Documentary filmmaker and journalist Laura Poitras has spent her career exposing the darker aspects of government misconduct, including torture and mass surveillance. In a trilogy of documentary films—My Country, My Country (2006), about the U.S. occupation of Iraq; The Oath (2010), about the Guantanamo Bay detention camp; and Citizenfour (2014)—Poitras documented the United States government’s post-Sept. 11 “war on terror.” The third film, which concerns NSA whistleblower Edward Snowden, earned Poitras the 2015 Academy Award for Best Documentary Feature, among other accolades.
The New York filmmaker’s newest project is an exhibition of politically inspired art on display at the Whitney Museum of American Art in New York through May 1. This immersive installation of new work builds on topics important to Poitras, including mass surveillance, the war on terror, the U.S. drone program, Guantanamo Bay, occupation and torture.
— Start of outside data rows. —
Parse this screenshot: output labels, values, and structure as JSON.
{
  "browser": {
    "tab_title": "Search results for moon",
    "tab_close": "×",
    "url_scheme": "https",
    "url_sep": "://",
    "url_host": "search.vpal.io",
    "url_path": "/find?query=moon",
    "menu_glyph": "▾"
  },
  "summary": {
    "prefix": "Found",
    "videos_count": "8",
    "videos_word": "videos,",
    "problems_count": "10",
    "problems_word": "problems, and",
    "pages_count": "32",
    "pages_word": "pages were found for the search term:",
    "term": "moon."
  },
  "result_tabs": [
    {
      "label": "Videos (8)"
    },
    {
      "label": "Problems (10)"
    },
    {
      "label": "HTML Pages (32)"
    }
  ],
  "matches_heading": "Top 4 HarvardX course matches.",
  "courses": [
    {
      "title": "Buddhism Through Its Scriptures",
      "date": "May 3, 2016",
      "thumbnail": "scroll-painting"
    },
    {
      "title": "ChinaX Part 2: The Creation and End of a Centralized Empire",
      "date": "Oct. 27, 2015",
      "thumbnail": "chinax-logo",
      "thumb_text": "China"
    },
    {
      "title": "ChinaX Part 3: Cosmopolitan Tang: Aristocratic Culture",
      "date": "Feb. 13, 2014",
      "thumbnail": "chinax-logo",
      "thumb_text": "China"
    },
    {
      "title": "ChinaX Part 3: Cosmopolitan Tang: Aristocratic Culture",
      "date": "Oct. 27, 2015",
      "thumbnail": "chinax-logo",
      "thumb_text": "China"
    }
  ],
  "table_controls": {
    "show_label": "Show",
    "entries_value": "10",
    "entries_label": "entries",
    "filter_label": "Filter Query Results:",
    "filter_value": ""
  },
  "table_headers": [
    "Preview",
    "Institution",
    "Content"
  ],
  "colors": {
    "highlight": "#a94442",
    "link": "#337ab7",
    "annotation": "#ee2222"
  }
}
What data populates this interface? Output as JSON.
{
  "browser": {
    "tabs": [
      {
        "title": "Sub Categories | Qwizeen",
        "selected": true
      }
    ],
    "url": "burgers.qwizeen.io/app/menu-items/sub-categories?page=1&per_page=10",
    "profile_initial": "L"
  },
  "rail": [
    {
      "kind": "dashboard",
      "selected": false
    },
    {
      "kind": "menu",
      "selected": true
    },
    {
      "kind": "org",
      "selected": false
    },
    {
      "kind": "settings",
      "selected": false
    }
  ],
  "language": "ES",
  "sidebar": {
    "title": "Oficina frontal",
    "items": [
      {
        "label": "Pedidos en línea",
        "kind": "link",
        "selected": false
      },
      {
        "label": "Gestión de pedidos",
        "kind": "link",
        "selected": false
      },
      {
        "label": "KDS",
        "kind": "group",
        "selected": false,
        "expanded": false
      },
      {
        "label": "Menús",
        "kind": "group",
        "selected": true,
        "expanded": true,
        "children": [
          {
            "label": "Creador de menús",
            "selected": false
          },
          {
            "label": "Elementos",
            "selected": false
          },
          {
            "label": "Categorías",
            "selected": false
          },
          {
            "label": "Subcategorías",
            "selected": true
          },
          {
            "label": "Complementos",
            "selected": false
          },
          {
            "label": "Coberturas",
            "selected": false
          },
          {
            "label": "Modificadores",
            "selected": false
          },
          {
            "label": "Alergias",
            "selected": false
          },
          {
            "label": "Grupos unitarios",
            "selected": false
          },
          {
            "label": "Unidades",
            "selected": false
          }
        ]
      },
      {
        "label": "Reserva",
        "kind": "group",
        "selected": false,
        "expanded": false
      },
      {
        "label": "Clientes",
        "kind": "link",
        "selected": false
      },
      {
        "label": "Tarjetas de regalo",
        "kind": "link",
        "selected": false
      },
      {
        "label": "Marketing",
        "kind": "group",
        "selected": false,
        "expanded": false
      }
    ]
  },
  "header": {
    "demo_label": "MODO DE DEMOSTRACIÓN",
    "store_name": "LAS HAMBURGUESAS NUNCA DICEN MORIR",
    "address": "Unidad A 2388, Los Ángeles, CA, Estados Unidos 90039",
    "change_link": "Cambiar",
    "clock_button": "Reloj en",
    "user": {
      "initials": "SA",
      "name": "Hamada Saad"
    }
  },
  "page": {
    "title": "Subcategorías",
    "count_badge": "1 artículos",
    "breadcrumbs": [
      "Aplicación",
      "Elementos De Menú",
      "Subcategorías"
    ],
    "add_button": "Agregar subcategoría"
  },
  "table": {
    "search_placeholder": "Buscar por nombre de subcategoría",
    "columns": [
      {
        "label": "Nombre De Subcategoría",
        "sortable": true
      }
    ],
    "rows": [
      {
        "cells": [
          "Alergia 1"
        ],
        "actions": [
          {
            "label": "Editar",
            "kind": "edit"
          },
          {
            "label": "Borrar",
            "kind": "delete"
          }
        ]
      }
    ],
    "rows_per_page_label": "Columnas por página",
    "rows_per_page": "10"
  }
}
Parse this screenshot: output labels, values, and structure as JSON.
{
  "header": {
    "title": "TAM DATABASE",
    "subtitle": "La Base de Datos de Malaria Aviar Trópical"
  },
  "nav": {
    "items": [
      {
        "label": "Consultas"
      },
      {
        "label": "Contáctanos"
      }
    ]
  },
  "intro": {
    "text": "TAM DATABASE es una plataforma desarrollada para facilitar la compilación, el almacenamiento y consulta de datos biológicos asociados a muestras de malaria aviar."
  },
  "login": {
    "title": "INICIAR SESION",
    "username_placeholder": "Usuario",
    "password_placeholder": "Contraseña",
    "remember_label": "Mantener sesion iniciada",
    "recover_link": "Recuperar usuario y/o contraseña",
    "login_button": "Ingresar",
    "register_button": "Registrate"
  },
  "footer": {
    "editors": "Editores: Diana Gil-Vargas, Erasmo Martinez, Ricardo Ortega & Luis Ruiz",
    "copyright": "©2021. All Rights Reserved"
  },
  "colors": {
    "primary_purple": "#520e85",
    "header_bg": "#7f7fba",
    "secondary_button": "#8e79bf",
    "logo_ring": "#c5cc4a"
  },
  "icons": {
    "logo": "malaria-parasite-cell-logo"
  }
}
Laura Poitras: Astro Noise is the first solo museum exhibition by the filmmaker.
Laura Poitras filming the NSA Utah Data Repository construction in 2011. Photograph by Conor Provenzano.
The title of this exhibition, Astro Noise, refers to the faint background disturbance of thermal radiation left over from the Big Bang and is the name Edward Snowden gave to an encrypted file containing evidence of mass surveillance by the National Security Agency that he shared with Poitras in 2013. The Snowden archive partially inspired Poitras’ presentation at the Whitney.
For the exhibition, Poitras created an interrelated series of installations in the Whitney’s eighth-floor Hurst Family Galleries. The exhibition expands on her project to document post-Sept. 11 America, engaging visitors in formats outside her nonfiction filmmaking. Instead, she has created immersive environments that incorporate documentary footage, architectural interventions, primary documents and narrative structures to invite visitors to interact with the material in strikingly intimate and direct ways.
Laura Poitras, ANARCHIST: Israeli Drone Feed (Intercepted February 24, 2009), 2016. Pigmented inkjet print on aluminum. Courtesy of the artist.
“Part of the thinking that led to the exhibition is exploring how people reckon with changing realities,” Poitras says. “Can installation art strike a chord that journalism cannot?”
The installation is made up of five separate pieces that are meant to stand individually but show a progression that Poitras says is important to the overall narrative. The pieces are meant to provoke and to leave an impression.
“The media cycle, especially sound bites and deteriorating conditions for journalists, leads to news stories that don’t connect to us on a human level,” Poitras adds. “Reading an article about a drone strike killing five people in another country tries to convey reality in an abstract, intellectual way. I hope the exhibition provides visitors an opportunity to engage with topics such as drone warfare on a more emotional level.”